F O M E - Texto recolhido em As Leituras de Madame Bovary
Fome de Knut Hamsun narra um período de fome que um homem passa em Kristiania (actual Oslo). Um homem sem emprego e relações, de estômago vazio e cabeça cheia de pensamentos alucinatórios, tenta desesperadamente escrever. E é preciso que escreva para que possa comer algo, mas sem comer, escrever é algo quase impossível, uma experiência - limite.
A certo ponto, percebemos que este homem passa fome não porque não tenha opção, mas por escolha, ou melhor, por uma estranha compulsão interior que o obriga a respeitar os «sentimentos nobres», a vigiar constantemente o seu pensamento e a a imagem que oferece de si. A certo ponto, apaixona-se mas é incapaz de abandonar o «orgulho» e a «decência».
«Aquilo irritou-me, quase me chocou que ela me considerasse assim tão decente; enchi o peito de ar, deixei o coração inchar e peguei-lhe na mão. Mas ela retirou-a docemente e sentou-se um pouco mais afastada de mim. Com isso, a minha coragem desapareceu de novo, senti-me envergonhado e olhei na direcção da janela (…). Senti-me totalmente paralisado.
- Já vê! – disse ela, - já vê que tenho razão: a você é possível assustá-lo com um mero franzir de testa; é possível embaraçá-lo com uma simples e insignificante mudança de lugar… - Ela riu, trocista, com os olhos completamente fechados, como se também não suportasse ser observada.»
Paul Auster tem razão quando afirma que o herói de Fome sofre de uma doença de linguagem.
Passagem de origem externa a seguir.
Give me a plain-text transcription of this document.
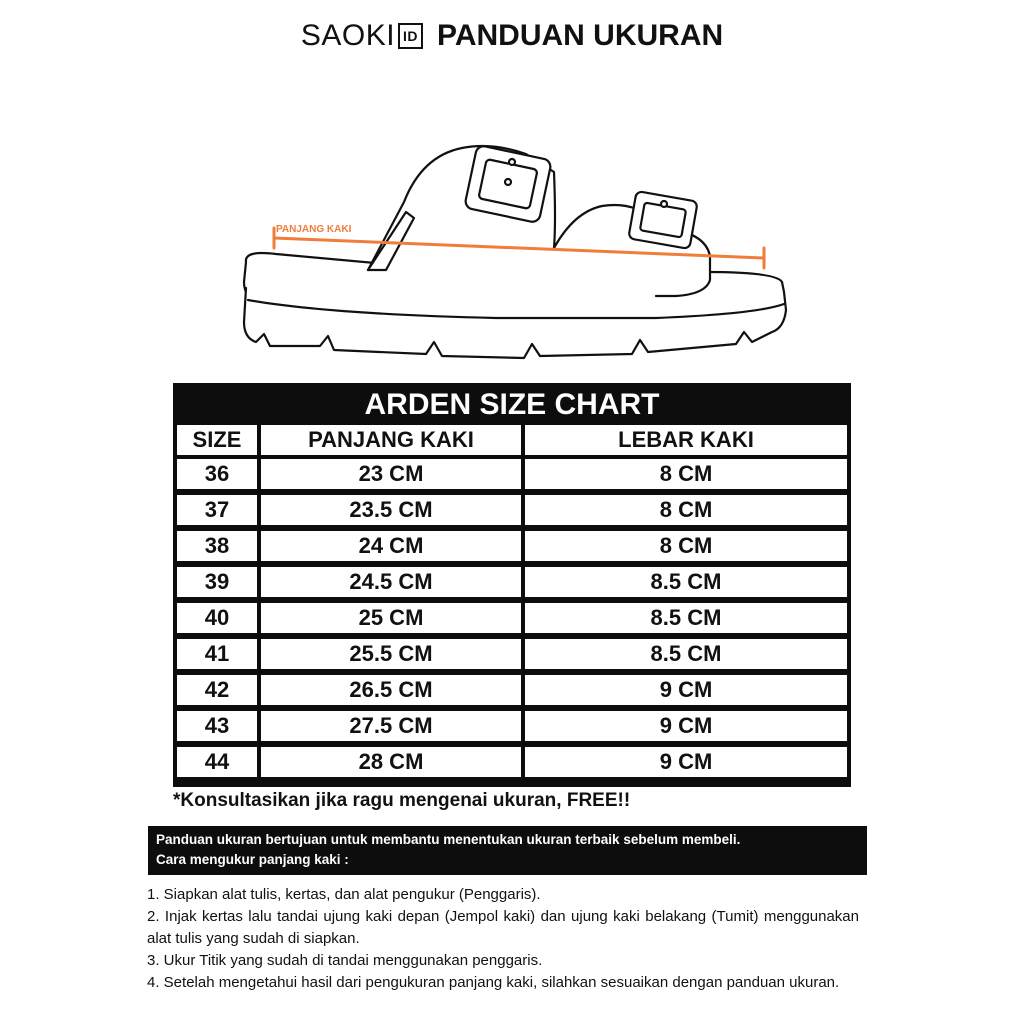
SAOKI ID PANDUAN UKURAN
PANJANG KAKI
ARDEN SIZE CHART
SIZE	PANJANG KAKI	LEBAR KAKI
36	23 CM	8 CM
37	23.5 CM	8 CM
38	24 CM	8 CM
39	24.5 CM	8.5 CM
40	25 CM	8.5 CM
41	25.5 CM	8.5 CM
42	26.5 CM	9 CM
43	27.5 CM	9 CM
44	28 CM	9 CM
*Konsultasikan jika ragu mengenai ukuran, FREE!!
Panduan ukuran bertujuan untuk membantu menentukan ukuran terbaik sebelum membeli.
Cara mengukur panjang kaki :
1. Siapkan alat tulis, kertas, dan alat pengukur (Penggaris).
2. Injak kertas lalu tandai ujung kaki depan (Jempol kaki) dan ujung kaki belakang (Tumit) menggunakan alat tulis yang sudah di siapkan.
3. Ukur Titik yang sudah di tandai menggunakan penggaris.
4. Setelah mengetahui hasil dari pengukuran panjang kaki, silahkan sesuaikan dengan panduan ukuran.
O próprio o explicita quando se explica à rapariga: «na verdade, podia ter-se uma natureza sensível sem que, por isso, se fosse louco; havia os que viviam quase de nada e que morriam de uma simples palavra. E deixei-a perceber que eu tinha esse tipo de natureza.»
Está doente de palavras como «honra», «honestidade», «altruísmo», «abnegação», etc.. E é por esta razão que amachuca uma nota de dinheiro e a atira à cara de uma hospedeira. Uma nota que o poderia alimentar durante dias.